Una folla commossa, studenti in lacrime e l’intera comunità riunita attorno alla famiglia di Nadia Lepore, la professoressa 48enne morta in seguito a un tragico incidente in moto, ha riempito oggi la parrocchiale di Stezzano per l’ultimo saluto. L’insegnante, molto conosciuta e stimata, è deceduta il 9 giugno dopo sette giorni di coma, a causa delle gravissime ferite riportate nello schianto avvenuto sull’autostrada A4.

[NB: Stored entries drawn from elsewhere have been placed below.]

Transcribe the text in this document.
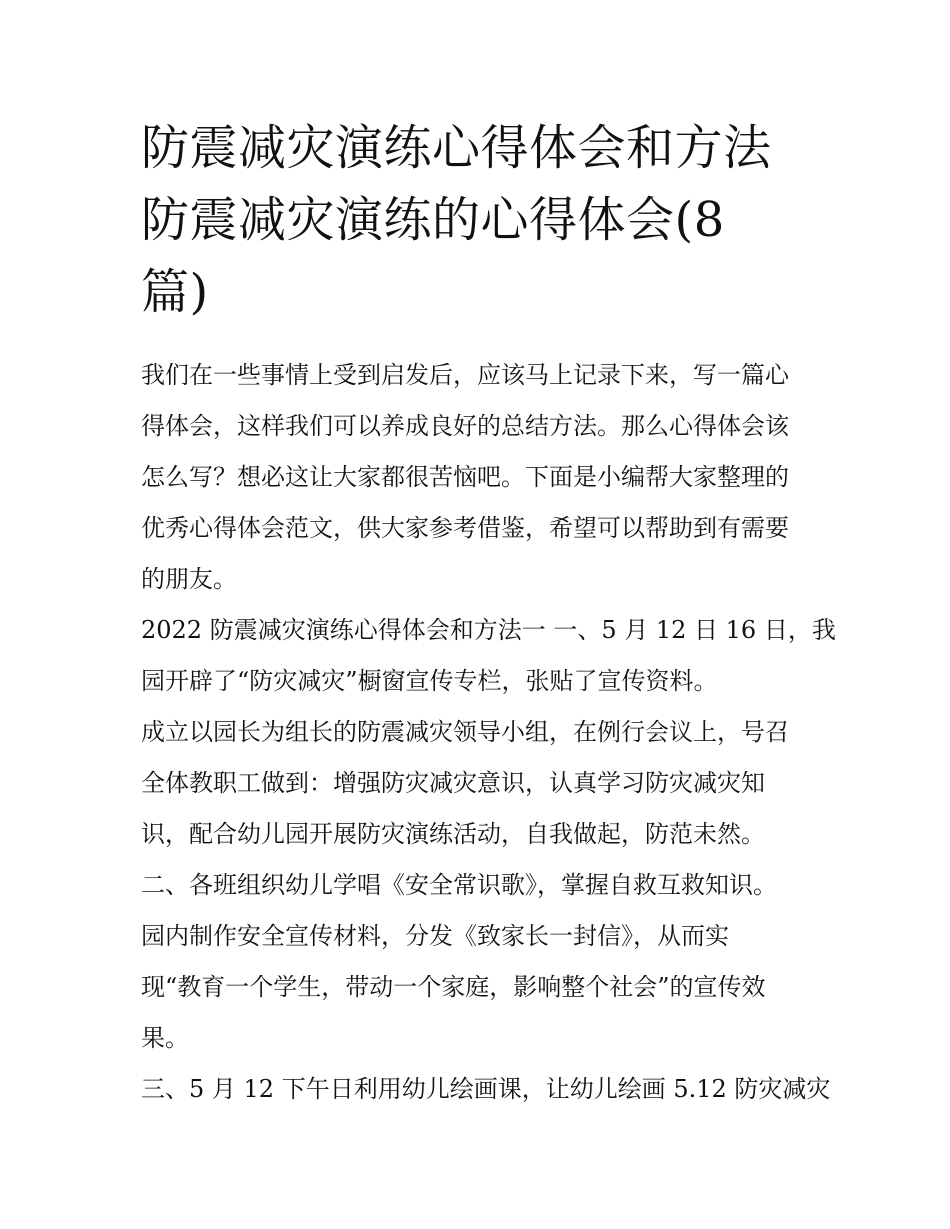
防震减灾演练心得体会和方法
防震减灾演练的心得体会(8
篇)

我们在一些事情上受到启发后，应该马上记录下来，写一篇心
得体会，这样我们可以养成良好的总结方法。那么心得体会该
怎么写？想必这让大家都很苦恼吧。下面是小编帮大家整理的
优秀心得体会范文，供大家参考借鉴，希望可以帮助到有需要
的朋友。

2022 防震减灾演练心得体会和方法一 一、5 月 12 日 16 日，我
园开辟了“防灾减灾”橱窗宣传专栏，张贴了宣传资料。

成立以园长为组长的防震减灾领导小组，在例行会议上，号召
全体教职工做到：增强防灾减灾意识，认真学习防灾减灾知
识，配合幼儿园开展防灾演练活动，自我做起，防范未然。

二、各班组织幼儿学唱《安全常识歌》，掌握自救互救知识。
园内制作安全宣传材料，分发《致家长一封信》，从而实
现“教育一个学生，带动一个家庭，影响整个社会”的宣传效
果。

三、5 月 12 下午日利用幼儿绘画课，让幼儿绘画 5.12 防灾减灾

Tra i banchi della chiesa, gremita fin dal primo pomeriggio, tantissimi studenti e colleghi: «Nadia è stata una donna di grande valore – ha detto nell’omelia don Cesare Micheletti, parroco del paese – perché ha cercato di voler bene e di farsi voler bene». Accanto a lui, don Manuel Lodetti, curato della parrocchia, ha ricordato la professoressa come una donna «saggia e generosa, capace di vivere per gli altri, di fondare la sua esistenza sui valori più autentici, quelli ricevuti dalla sua famiglia e condivisi con il marito Dario».
Una tragica fatalità sull’autostrada A4
L’incidente risale al 2 giugno, quando Nadia viaggiava in moto con il marito Dario Carozza, di ritorno da una giornata al mare. Attorno alle 18.30, nel tratto tra Soave e Montebello in direzione Bergamo, la gomma posteriore del maxi scooter è improvvisamente scoppiata, causando la perdita di controllo del mezzo e il conseguente schianto sull’asfalto. Nadia è apparsa subito in condizioni gravissime; è rimasta in coma per una settimana prima di spegnersi nel pomeriggio di lunedì 9 giugno. Il marito, rimasto ferito, è tuttora ricoverato in ospedale.
Una comunità in lutto
La notizia ha scosso profondamente l’intero comune di Stezzano, dove Nadia Lepore viveva e insegnava con dedizione. Lascia nel dolore, oltre al marito Dario, anche la madre Bernardette, il padre Daniele e il fratello Dario. «Nadia ci invita a fondare la nostra vita sulla roccia, su quei principi che la rendono meravigliosa», ha concluso il parroco, affidando la memoria della docente alla forza del suo sorriso, che – come ha detto commosso – «continuerà da lassù ad accompagnare ciascuno di noi».